First left is Denver Road, where Mick lived at number 39, and in the garden of which, each morning, he went through a daily regime of physical exercise instilled in him by his fitness instructor father. Oh, how the neighbours must have laughed. As I walked along, those old familiar suburban smells of creosote and conifer hedges hit me once again. There was Number 39, with its neat little front garden full of orange marigolds and its semi-detached front freshly pebbledashed. And suddenly I realised that the suburbs were growing on me - that they have a character that is cruelly overlooked. After all, if stucco is quite acceptable on New Mexico pueblos, why is pebbledash so derided?
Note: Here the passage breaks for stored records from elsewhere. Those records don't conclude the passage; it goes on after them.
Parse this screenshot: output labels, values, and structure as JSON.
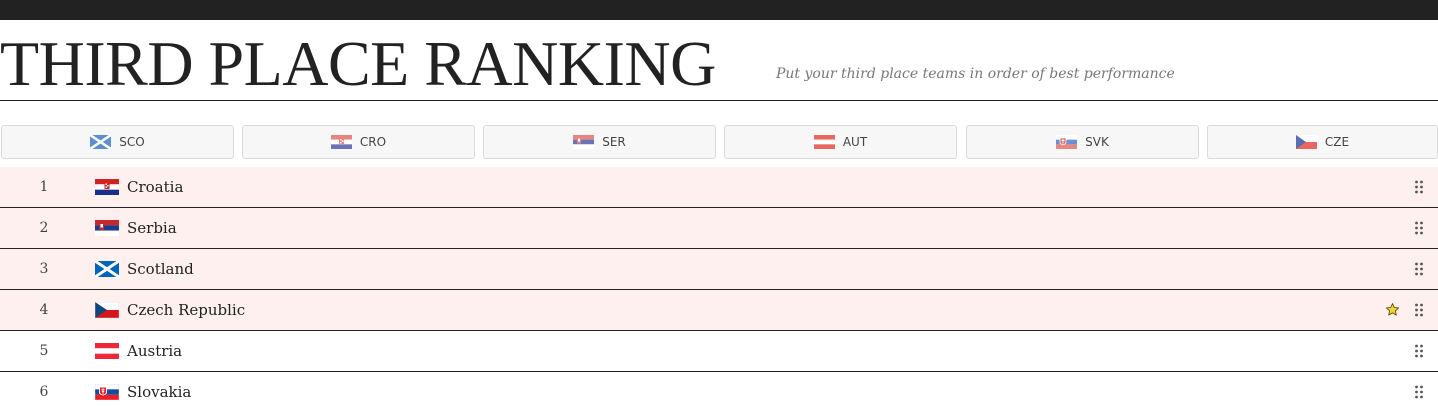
{
  "header": {
    "title": "THIRD PLACE RANKING",
    "subtitle": "Put your third place teams in order of best performance"
  },
  "colors": {
    "topbar": "#222222",
    "highlight_row": "#fdf0ee",
    "star": "#f2d43a"
  },
  "chips": [
    {
      "label": "SCO",
      "flag": "scotland-flag-icon"
    },
    {
      "label": "CRO",
      "flag": "croatia-flag-icon"
    },
    {
      "label": "SER",
      "flag": "serbia-flag-icon"
    },
    {
      "label": "AUT",
      "flag": "austria-flag-icon"
    },
    {
      "label": "SVK",
      "flag": "slovakia-flag-icon"
    },
    {
      "label": "CZE",
      "flag": "czech-flag-icon"
    }
  ],
  "rankings": [
    {
      "rank": "1",
      "team": "Croatia",
      "flag": "croatia-flag-icon",
      "highlighted": true,
      "starred": false
    },
    {
      "rank": "2",
      "team": "Serbia",
      "flag": "serbia-flag-icon",
      "highlighted": true,
      "starred": false
    },
    {
      "rank": "3",
      "team": "Scotland",
      "flag": "scotland-flag-icon",
      "highlighted": true,
      "starred": false
    },
    {
      "rank": "4",
      "team": "Czech Republic",
      "flag": "czech-flag-icon",
      "highlighted": true,
      "starred": true
    },
    {
      "rank": "5",
      "team": "Austria",
      "flag": "austria-flag-icon",
      "highlighted": false,
      "starred": false
    },
    {
      "rank": "6",
      "team": "Slovakia",
      "flag": "slovakia-flag-icon",
      "highlighted": false,
      "starred": false
    }
  ]
}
If cobblestones and sash windows are OK in Coronation Street, why can't UPVC and pink concrete brick-effect paving be admired in Acacia Avenue?

And then, as I trekked on down Chastillian Road to Wentworth Primary School, where the Glimmer Twins first met as five-year-olds, the answer to my question presented itself. It is because pebbledash, plastic windows and concrete blocks are innately, irrefutably horrible.

The suburbs were beginning to get to me, as they got to Mick and Keith. But before I fled I had to pay homage at one last location - Bexley Hospital, just across the A2 in old Bexley Lane. In fact, this hospital features twice in the Rolling Stones story. In the Seventies, it was the place where Mick's ex-girlfriend, Marianne Faithfull, spent seven months trying to cure her drug addiction. But, in the late Fifties, it had a far more important role in forming the Mick Jagger that we know and love. For it was here that, working as a porter during his school holidays, Mick lost his virginity, in a cupboard, to a nurse. Proving, once and for all, that, whatever else they may lack, there is sex in the suburbs.